Il faut créer un climat de mystère envoûtant, accentué par la mention d'un nom encore plus mystérieux, bien trouvé, répondant au nom en même temps qu'à la réponse. Esthane, c'est bizarre, pas courant, pô banal. Et Rathon, ça sort, comment dire, de l'ordinaire, du tout venant aussi. Tout le mystère est dans le "H". Le "H", ça fait gotHique-genre. Par exemple: Estan, ça fait penser à cabestan, c'est ballot. Raton, c'est moche aussi, c'est pas crédible, un peu ridicule. Estane Raton, ça fait croisement à la dr mengele entre un âne et un raton. Mais EstHane RatHon, ça vous a tout de suite une de ces gueules...

"Je vais maintenant commencer la lecture de cette lettre:  "

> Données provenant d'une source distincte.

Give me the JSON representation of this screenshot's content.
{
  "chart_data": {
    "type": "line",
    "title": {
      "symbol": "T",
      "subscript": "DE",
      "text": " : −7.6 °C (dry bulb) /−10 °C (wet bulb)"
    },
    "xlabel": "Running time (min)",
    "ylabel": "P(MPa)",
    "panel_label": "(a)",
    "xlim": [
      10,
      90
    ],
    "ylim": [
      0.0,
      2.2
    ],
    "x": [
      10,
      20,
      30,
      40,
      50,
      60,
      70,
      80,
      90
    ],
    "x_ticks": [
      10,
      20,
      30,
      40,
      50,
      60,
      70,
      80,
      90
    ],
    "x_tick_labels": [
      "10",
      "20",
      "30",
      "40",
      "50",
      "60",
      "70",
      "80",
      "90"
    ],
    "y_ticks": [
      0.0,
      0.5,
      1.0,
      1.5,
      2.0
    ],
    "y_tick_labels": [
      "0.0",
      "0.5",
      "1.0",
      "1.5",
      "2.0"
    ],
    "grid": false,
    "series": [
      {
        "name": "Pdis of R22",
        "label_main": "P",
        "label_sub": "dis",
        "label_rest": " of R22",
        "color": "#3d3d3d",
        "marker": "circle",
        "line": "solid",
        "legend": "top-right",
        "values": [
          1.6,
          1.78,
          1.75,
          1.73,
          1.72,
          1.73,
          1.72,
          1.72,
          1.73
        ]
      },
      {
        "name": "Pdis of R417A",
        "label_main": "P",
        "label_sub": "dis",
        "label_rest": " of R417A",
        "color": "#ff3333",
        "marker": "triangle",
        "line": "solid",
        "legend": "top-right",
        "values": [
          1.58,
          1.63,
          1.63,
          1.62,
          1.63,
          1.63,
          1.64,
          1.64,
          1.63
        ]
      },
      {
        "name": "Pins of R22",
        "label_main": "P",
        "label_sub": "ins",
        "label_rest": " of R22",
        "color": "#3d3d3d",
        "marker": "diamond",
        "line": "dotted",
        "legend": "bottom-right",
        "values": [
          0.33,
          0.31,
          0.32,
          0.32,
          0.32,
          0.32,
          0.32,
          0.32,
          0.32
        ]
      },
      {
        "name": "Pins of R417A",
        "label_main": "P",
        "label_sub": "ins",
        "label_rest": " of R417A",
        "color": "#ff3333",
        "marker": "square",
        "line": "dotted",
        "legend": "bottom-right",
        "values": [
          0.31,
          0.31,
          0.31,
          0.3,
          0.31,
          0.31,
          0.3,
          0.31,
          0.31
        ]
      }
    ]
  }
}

Oui, car trop d'infos tue l'info, entrons, nous n'avons que trop tardé, dans le vif du sujet de cette lettre mystérieuse, en prime time, lue par un membre (en 1984) de la dynastie Pujadas (on pense donc forcément à Anthony Perkins, donc à Psychose, et on a les foies rien qu'à visualiser la scène).

 " Lettre à l’humanité "

Chacun est appelé à s'identifier à ce qui se passe. Personne n'est oublié. Petits détails, mais qui comptent.

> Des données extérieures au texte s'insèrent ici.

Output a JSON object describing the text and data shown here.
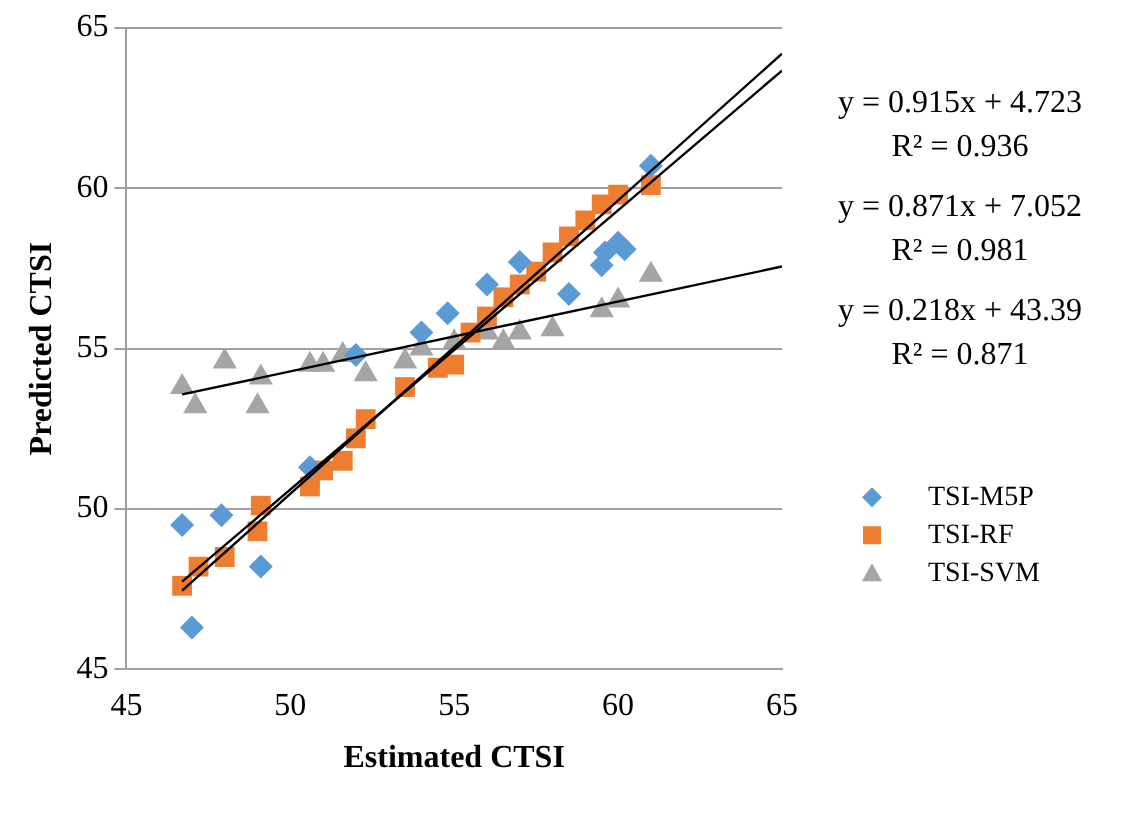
{
  "chart_data": {
    "type": "scatter",
    "xlabel": "Estimated CTSI",
    "ylabel": "Predicted CTSI",
    "xlim": [
      45,
      65
    ],
    "xticks": [
      45,
      50,
      55,
      60,
      65
    ],
    "ylim": [
      45,
      65
    ],
    "yticks": [
      45,
      50,
      55,
      60,
      65
    ],
    "grid": "y",
    "legend": "right",
    "annotations": [
      "y = 0.915x + 4.723",
      "R² = 0.936",
      "y = 0.871x + 7.052",
      "R² = 0.981",
      "y = 0.218x + 43.39",
      "R² = 0.871"
    ],
    "series": [
      {
        "name": "TSI-M5P",
        "color": "#5b9bd5",
        "marker": "diamond",
        "x": [
          46.7,
          47,
          47.9,
          49.1,
          50.6,
          52,
          54,
          54.8,
          56,
          57,
          58.5,
          59.5,
          59.6,
          60,
          60.2,
          61
        ],
        "values": [
          49.5,
          46.3,
          49.8,
          48.2,
          51.3,
          54.8,
          55.5,
          56.1,
          57,
          57.7,
          56.7,
          57.6,
          58,
          58.3,
          58.1,
          60.7
        ]
      },
      {
        "name": "TSI-RF",
        "color": "#ed7d31",
        "marker": "square",
        "x": [
          46.7,
          47.2,
          48,
          49,
          49.1,
          50.6,
          51,
          51.6,
          52,
          52.3,
          53.5,
          54.5,
          55,
          55.5,
          56,
          56.5,
          57,
          57.5,
          58,
          58.5,
          59,
          59.5,
          60,
          61
        ],
        "values": [
          47.6,
          48.2,
          48.5,
          49.3,
          50.1,
          50.7,
          51.2,
          51.5,
          52.2,
          52.8,
          53.8,
          54.4,
          54.5,
          55.5,
          56,
          56.6,
          57,
          57.4,
          58,
          58.5,
          59,
          59.5,
          59.8,
          60.1
        ]
      },
      {
        "name": "TSI-SVM",
        "color": "#a5a5a5",
        "marker": "triangle",
        "x": [
          46.7,
          47.1,
          48,
          49,
          49.1,
          50.6,
          51,
          51.6,
          52,
          52.3,
          53.5,
          54,
          55,
          56,
          56.5,
          57,
          58,
          59.5,
          60,
          61
        ],
        "values": [
          53.8,
          53.2,
          54.6,
          53.2,
          54.1,
          54.5,
          54.5,
          54.8,
          null,
          54.2,
          54.6,
          55,
          55.2,
          55.5,
          55.2,
          55.5,
          55.6,
          56.2,
          56.5,
          57.3
        ]
      },
      {
        "type": "line",
        "color": "#000000",
        "marker": "none",
        "x": [
          46.7,
          65
        ],
        "values": [
          47.45,
          64.2
        ]
      },
      {
        "type": "line",
        "color": "#000000",
        "marker": "none",
        "x": [
          46.7,
          65
        ],
        "values": [
          47.73,
          63.67
        ]
      },
      {
        "type": "line",
        "color": "#000000",
        "marker": "none",
        "x": [
          46.7,
          65
        ],
        "values": [
          53.57,
          57.56
        ]
      }
    ]
  }
}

" En ces temps où certains prédisent l’Apocalypse, la fin du monde, sans connaître l’origine du mystérieux fléau qui touche l’espèce humaine et la menace d’extinction "

Ce sont des temps troublés, des temps obscurantistes, livrés aux boniments de mauvaises langues, qu'on ne nommera pas, par pudeur ou magnanimité. On ne va pas s'abaisser à leurs méthodes délatrices, on préfèrera donc "certains", plus allusif mais aussi plus perfide. Car "certains" sont un peu benêts: ils prédisent un fléau déjà réel et attesté, hélas.
"Certains", aussi, parmi les lecteurs (potentiels), souffrent potentiellement de problèmes d'intellection ou de comprenoire, comme dirait Lacan. Donc il vaut mieux préciser deux fois (au minimum) chaque info: une apocalypse, c'est une fin du monde; et quand un fléau touche l'espèce humaine, ça suggère possiblement qu'il la menace d'extinction.

" moi, Esthane Rathon (c’est ainsi que je m’appelais avant), "

Avant, d'accord, mais avant quoi? Ah ça, lecteur, vous le saurez en poursuivant le récit palpitant qui vous expliquera pourquoi Rathon en a eu ras la couenne de porter le nom d'une infâme bestiole gothique des plinthes. Et peut-être aussi pourquoi il se présente encore, après, sous son appellation d'avant qui, mystérieusement, lui colle encore aux nougats.

 " je prends la plume "

Rathon ou pas, quand on est goth, la plume, qu'on trempe dans l'encrier, est un accessoire important. Un stylo à billes Parker, ça fait parvenu, et Bic, c'est pour les ploucs. Le clavier d'ordi, c'est anachronique; le minitel, ça cadrerait pas avec les candélabres et les factures d'électricité qui s'amoncellent dans la boîte aux lettres en vieux chêne moisi qui grince.

" pour dévoiler au monde que je suis à l’origine de l’ambiance macabre dans laquelle vous vivez depuis un an. "

1,6 milliard (sans "s") de morts, c'est vrai que c'est pas à tous les coups la fête du slip, donc y a comme une ambiance un peu plombée: macabre, osons le dire. Et depuis un an: ter repetitas en 15 lignes. La répétition entêtante d'une même info, ça donne un côté "messe macabre".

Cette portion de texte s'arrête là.